Wstrząs, jaki wywołują obrazy z życia Jurka Górskiego, nie jest bezsensownym epatowaniem agresją czy chamstwem. Wręcz odwrotnie - stanowi wyraziste tło dla heroicznej walki całkowicie osamotnionego chłopaka o własne życie, o odzyskanie nad nim kontroli, a co najważniejsze - ukazuje, że nawet człowiek z nizin społecznych, pozbawiony wsparcia, uzależniony, znienawidzony przez ojca ukochanej dziewczyny (bo w tle reżyser kreśli mezalians), wygrywa tę walkę, sięgając samego szczytu. Zostaje mistrzem świata w niezwykle trudnej, wymagającej dyscyplinie sportowej.
Czy dla młodych chłopców, którzy oglądali ten film nie jest to doskonała lekcja, ukazująca, że każdy może odnieść sukces i wygrać walkę z nałogiem? Nawet tym najgorszym – z narkotykami. To pytanie retoryczne, ale absolutna cisza w sali kina Forum była najlepszym dowodem na to, że film trafił głęboko we wrażliwość naszych uczniów. Nikt na sali się nie śmiał, nikt nie ekscytował się wulgarnym językiem, który (nie przesadzajmy) wcale nie był aż tak dominujący w całym filmie. Same wulgaryzmy również nie były z rodzaju tych najgorszych. Język filmu był jedynie narzędziem, a nie celem samym w sobie.
Jedyna scena nagości (a raczej zabawnego negliżu) w filmie jest tak w gruncie rzeczy niewinna, że z całą pewnością można ją nazwać romantyczną - w żadnym razie gorszącą. Wykształcony człowiek w tej scenie znajdzie raczej motyw z klasyki literatury światowej i w Paulinie oraz Jurku tęskniącym pod jej oknem rozpozna Romea i Julię z dramatu Szekspira. Ale to wymaga wrażliwości, oczytania i… dobrej woli.
Opowieść nie unika niewygodnej prawdy. Kiedy Jurek zgłasza się do Monaru i poznaje panujące tam drakońskie prawa Marka Kotańskiego (bardzo wartościowe autentyczne kadry z zajęć Marka Kotańskiego i jego pacjentów), widz dowiaduje się, że wejście na drogę narkotyków jest łatwe, ale wyjście z nałogu to walka ponad siły większości z ludzi, jacy tam trafiają. Mimo to nasz bohater podejmuje wyzwanie i rozpoczyna walkę z… samym sobą.
Kiedy w filmie ukazany jest punkt kulminacyjny, czyli niemal niemożliwe do osiągnięcia, a jednak odniesione zwycięstwo sportowe Jurka Górskiego w USA, cała sala zaczęła niemal ekstatycznie bić brawa.
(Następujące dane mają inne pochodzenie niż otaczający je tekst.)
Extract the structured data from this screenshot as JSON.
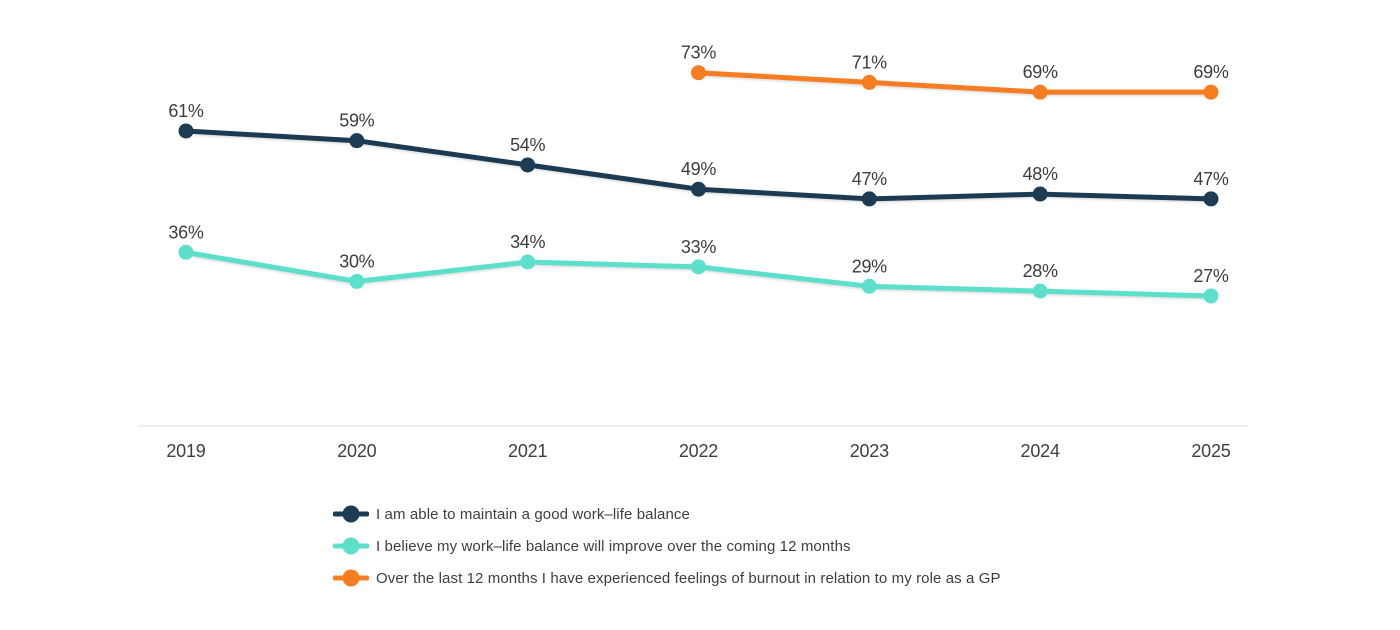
{
  "chart_data": {
    "type": "line",
    "x": [
      "2019",
      "2020",
      "2021",
      "2022",
      "2023",
      "2024",
      "2025"
    ],
    "series": [
      {
        "name": "I am able to maintain a good work–life balance",
        "color": "#1d3b52",
        "values": [
          61,
          59,
          54,
          49,
          47,
          48,
          47
        ]
      },
      {
        "name": "I believe my work–life balance will improve over the coming 12 months",
        "color": "#5ce0cc",
        "values": [
          36,
          30,
          34,
          33,
          29,
          28,
          27
        ]
      },
      {
        "name": "Over the last 12 months I have experienced feelings of burnout in relation to my role as a GP",
        "color": "#f67d20",
        "values": [
          null,
          null,
          null,
          73,
          71,
          69,
          69
        ]
      }
    ],
    "value_suffix": "%",
    "data_labels": true,
    "grid": "off",
    "y_axis_visible": false,
    "ylim": [
      0,
      88
    ],
    "legend_position": "bottom-left",
    "axis_line_color": "#dcdcdc",
    "label_color": "#3d3d3d"
  }
}
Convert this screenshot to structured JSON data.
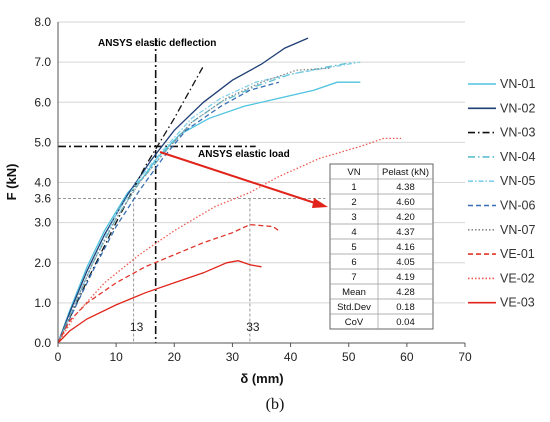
{
  "caption": "(b)",
  "chart_data": {
    "type": "line",
    "xlabel": "δ (mm)",
    "ylabel": "F (kN)",
    "xlim": [
      0,
      70
    ],
    "ylim": [
      0,
      8
    ],
    "xticks": [
      "0",
      "10",
      "20",
      "30",
      "40",
      "50",
      "60",
      "70"
    ],
    "yticks": [
      "0.0",
      "1.0",
      "2.0",
      "3.0",
      "4.0",
      "5.0",
      "6.0",
      "7.0",
      "8.0"
    ],
    "extra_xticks": [
      {
        "value": 13,
        "label": "13"
      },
      {
        "value": 33,
        "label": "33"
      }
    ],
    "extra_yticks": [
      {
        "value": 3.6,
        "label": "3.6"
      }
    ],
    "annotations": {
      "elastic_deflection": {
        "text": "ANSYS elastic deflection",
        "x": 16.8
      },
      "elastic_load": {
        "text": "ANSYS elastic load",
        "y": 4.9
      }
    },
    "series": [
      {
        "name": "VN-01",
        "color": "#4fc3e0",
        "style": "solid",
        "points": [
          [
            0,
            0
          ],
          [
            2,
            0.8
          ],
          [
            5,
            1.9
          ],
          [
            8,
            2.8
          ],
          [
            12,
            3.75
          ],
          [
            14.5,
            4.1
          ],
          [
            17,
            4.6
          ],
          [
            21,
            5.2
          ],
          [
            26,
            5.6
          ],
          [
            32,
            5.9
          ],
          [
            38,
            6.1
          ],
          [
            44,
            6.3
          ],
          [
            48,
            6.5
          ],
          [
            52,
            6.5
          ]
        ]
      },
      {
        "name": "VN-02",
        "color": "#1f3f75",
        "style": "solid",
        "points": [
          [
            0,
            0
          ],
          [
            2,
            0.75
          ],
          [
            5,
            1.8
          ],
          [
            8,
            2.7
          ],
          [
            12,
            3.7
          ],
          [
            16,
            4.55
          ],
          [
            20,
            5.3
          ],
          [
            25,
            6.0
          ],
          [
            30,
            6.55
          ],
          [
            35,
            6.95
          ],
          [
            39,
            7.35
          ],
          [
            43,
            7.6
          ]
        ]
      },
      {
        "name": "VN-03",
        "color": "#111111",
        "style": "dashdot",
        "points": [
          [
            0,
            0
          ],
          [
            5,
            1.55
          ],
          [
            10,
            3.0
          ],
          [
            15,
            4.4
          ],
          [
            20,
            5.6
          ],
          [
            25,
            6.9
          ]
        ]
      },
      {
        "name": "VN-04",
        "color": "#5fbfd0",
        "style": "dashdot",
        "points": [
          [
            0,
            0
          ],
          [
            3,
            1.0
          ],
          [
            6,
            2.0
          ],
          [
            10,
            3.1
          ],
          [
            14,
            4.0
          ],
          [
            18,
            4.7
          ],
          [
            23,
            5.5
          ],
          [
            28,
            6.0
          ],
          [
            34,
            6.4
          ],
          [
            40,
            6.7
          ],
          [
            47,
            6.9
          ],
          [
            51,
            7.0
          ]
        ]
      },
      {
        "name": "VN-05",
        "color": "#7fd0ea",
        "style": "dashdot2",
        "points": [
          [
            0,
            0
          ],
          [
            3,
            1.0
          ],
          [
            6,
            2.0
          ],
          [
            10,
            3.2
          ],
          [
            14,
            4.1
          ],
          [
            18,
            4.8
          ],
          [
            23,
            5.6
          ],
          [
            28,
            6.1
          ],
          [
            34,
            6.5
          ],
          [
            40,
            6.7
          ],
          [
            46,
            6.85
          ],
          [
            52,
            7.0
          ]
        ]
      },
      {
        "name": "VN-06",
        "color": "#3a6fb5",
        "style": "dashed",
        "points": [
          [
            0,
            0
          ],
          [
            3,
            0.9
          ],
          [
            6,
            1.8
          ],
          [
            10,
            2.9
          ],
          [
            14,
            3.8
          ],
          [
            18,
            4.6
          ],
          [
            22,
            5.3
          ],
          [
            28,
            5.9
          ],
          [
            33,
            6.3
          ],
          [
            38,
            6.5
          ]
        ]
      },
      {
        "name": "VN-07",
        "color": "#8a8a8a",
        "style": "dotted",
        "points": [
          [
            0,
            0
          ],
          [
            3,
            1.0
          ],
          [
            6,
            2.0
          ],
          [
            10,
            3.1
          ],
          [
            14,
            4.0
          ],
          [
            18,
            4.7
          ],
          [
            23,
            5.5
          ],
          [
            29,
            6.1
          ],
          [
            35,
            6.5
          ],
          [
            41,
            6.8
          ],
          [
            47,
            6.85
          ]
        ]
      },
      {
        "name": "VE-01",
        "color": "#e0352b",
        "style": "dashed",
        "points": [
          [
            0,
            0
          ],
          [
            2,
            0.55
          ],
          [
            5,
            1.0
          ],
          [
            10,
            1.5
          ],
          [
            15,
            1.9
          ],
          [
            20,
            2.2
          ],
          [
            25,
            2.5
          ],
          [
            30,
            2.75
          ],
          [
            33,
            2.95
          ],
          [
            37,
            2.9
          ],
          [
            38,
            2.8
          ]
        ]
      },
      {
        "name": "VE-02",
        "color": "#ee5a4f",
        "style": "dotted",
        "points": [
          [
            0,
            0
          ],
          [
            3,
            0.7
          ],
          [
            8,
            1.5
          ],
          [
            14,
            2.2
          ],
          [
            20,
            2.8
          ],
          [
            27,
            3.4
          ],
          [
            33,
            3.75
          ],
          [
            38,
            4.15
          ],
          [
            45,
            4.6
          ],
          [
            52,
            4.9
          ],
          [
            56,
            5.1
          ],
          [
            59,
            5.1
          ]
        ]
      },
      {
        "name": "VE-03",
        "color": "#e0241b",
        "style": "solid",
        "points": [
          [
            0,
            0
          ],
          [
            2,
            0.3
          ],
          [
            5,
            0.6
          ],
          [
            10,
            0.95
          ],
          [
            15,
            1.25
          ],
          [
            20,
            1.5
          ],
          [
            25,
            1.75
          ],
          [
            29,
            2.0
          ],
          [
            31,
            2.05
          ],
          [
            33,
            1.95
          ],
          [
            35,
            1.9
          ]
        ]
      }
    ],
    "table": {
      "header": [
        "VN",
        "Pelast (kN)"
      ],
      "rows": [
        [
          "1",
          "4.38"
        ],
        [
          "2",
          "4.60"
        ],
        [
          "3",
          "4.20"
        ],
        [
          "4",
          "4.37"
        ],
        [
          "5",
          "4.16"
        ],
        [
          "6",
          "4.05"
        ],
        [
          "7",
          "4.19"
        ],
        [
          "Mean",
          "4.28"
        ],
        [
          "Std.Dev",
          "0.18"
        ],
        [
          "CoV",
          "0.04"
        ]
      ]
    }
  }
}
Tak reagują świadomi młodzi ludzie zachwyceni wewnętrzną walką głównego bohatera i jego sukcesem na końcu tej wyboistej drogi.
Na sali był obecny sam Pan Jerzy Górski - człowiek, który stanowił inspirację dla reżysera do nakręcenia tego wartościowego i przejmującego filmu. Pan Jerzy po filmie przeprowadził wspaniałe warsztaty z młodzieżą. O ich wysokiej wartości może świadczyć fakt, że około sześcioro chętnych uczniów z publiczności wyszło na środek i byli oni na tyle zintegrowani i wczuwający się w historię Pana Jerzego, że sami zaczęli opowiadać o sobie bardzo intymne kwestie. To było wspaniałe, patrzeć jak nasi uczniowie, którzy często zachowują się niedojrzale, szkodliwie lub po prostu głupio byli zawładnięci przekazem filmu i warsztatów. Zobaczyli, że to była prawdziwa historia prawdziwego chłopaka z krwi i kości - takiego, jak oni - który przeklinał i popełniał błędy, ale, w przeciwieństwie do nich, poszedł za daleko. Na szczęście zatrzymał się, podjął wyzwanie i wygrał. To była trudna walka w trudnych, brudnych warunkach. Ale przed tym właśnie chce uchronić Pan Jerzy Górski naszych uczniów.